There are suggestions that delegates to the ALFI Alternative Investment Funds Conference are raising a glass to regulator ESMA's latest response to the Alternative Investment Fund Managers Directive (AIFMD).
There are suggestions that delegates to the ALFI Alternative Investment Funds Conference are raising a glass to regulator ESMA’s latest response to the Alternative Investment Fund Managers Directive (AIFMD).
A new fan club has appeared. You won’t find it on Facebook or Twitter, but alternative fund management firms across the world are quietly paying homage to the European Securities and Markets Authority (ESMA).

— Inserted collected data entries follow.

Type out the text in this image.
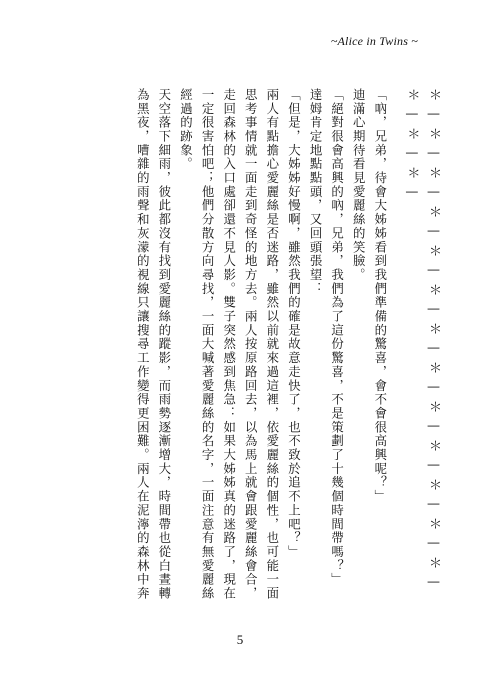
~Alice in Twins ~
＊—＊—＊—＊—＊—＊—＊—＊—＊—＊—＊—＊—＊—＊—＊—＊—
「吶，兄弟，待會大姊姊看到我們準備的驚喜，會不會很高興呢？」
迪滿心期待看見愛麗絲的笑臉。
「絕對很會高興的吶，兄弟，我們為了這份驚喜，不是策劃了十幾個時間帶嗎？」
達姆肯定地點點頭，又回頭張望：
「但是，大姊姊好慢啊，雖然我們的確是故意走快了，也不致於追不上吧？」
兩人有點擔心愛麗絲是否迷路，雖然以前就來過這裡，依愛麗絲的個性，也可能一面思考事情就一面走到奇怪的地方去。兩人按原路回去，以為馬上就會跟愛麗絲會合，走回森林的入口處卻還不見人影。雙子突然感到焦急：如果大姊姊真的迷路了，現在一定很害怕吧；他們分散方向尋找，一面大喊著愛麗絲的名字，一面注意有無愛麗絲經過的跡象。
天空落下細雨，彼此都沒有找到愛麗絲的蹤影，而雨勢逐漸增大，時間帶也從白晝轉為黑夜，嘈雜的雨聲和灰濛的視線只讓搜尋工作變得更困難。兩人在泥濘的森林中奔
5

ESMA’s pronouncements last week are set to ensure that some of the more draconian elements – equivalence and delegation – of the Alternative Investment Fund Managers’ Directive (AIFMD) cause a lot less concern than when the Directive was conceived back in 2009.
As they stood before ESMA’s announcement, the rules would have made it difficult for EU fund promoters to delegate portfolio management to non-EU managers. Managers in non-EU jurisdictions would have had to undergo stringent equivalence tests to prove that the foreign jurisdiction had in place a framework that was acceptable to the EU. The net effect would have been great difficulty for investors to access strategies in Asia and other fast-growing regions. In addition, non-EU fund managers could have effectively been cut off from European investors.
Fund managers are not yet in full celebratory mode, but many are raising a glass to ESMA.
Alex Nightingale, director of legal and compliance at Blackrock, told Alfi delegates that ESMA had done well to put together its level II guidance on AIMFD in such a short timeframe and also to have come up with a structure that did not appear to disadvantage the alternatives industry.
“It is significant that we have ended up with a workable third-country test,” said Nightingale. “It is vital for us. It means investment managers can access the best expertise either in the EU or globally.” He pointed out that the test would have been hard to apply even to well-established jurisdictions such as Hong Kong, the US, Australia and Switzerland because while the rules are similar, they are not necessarily equivalent.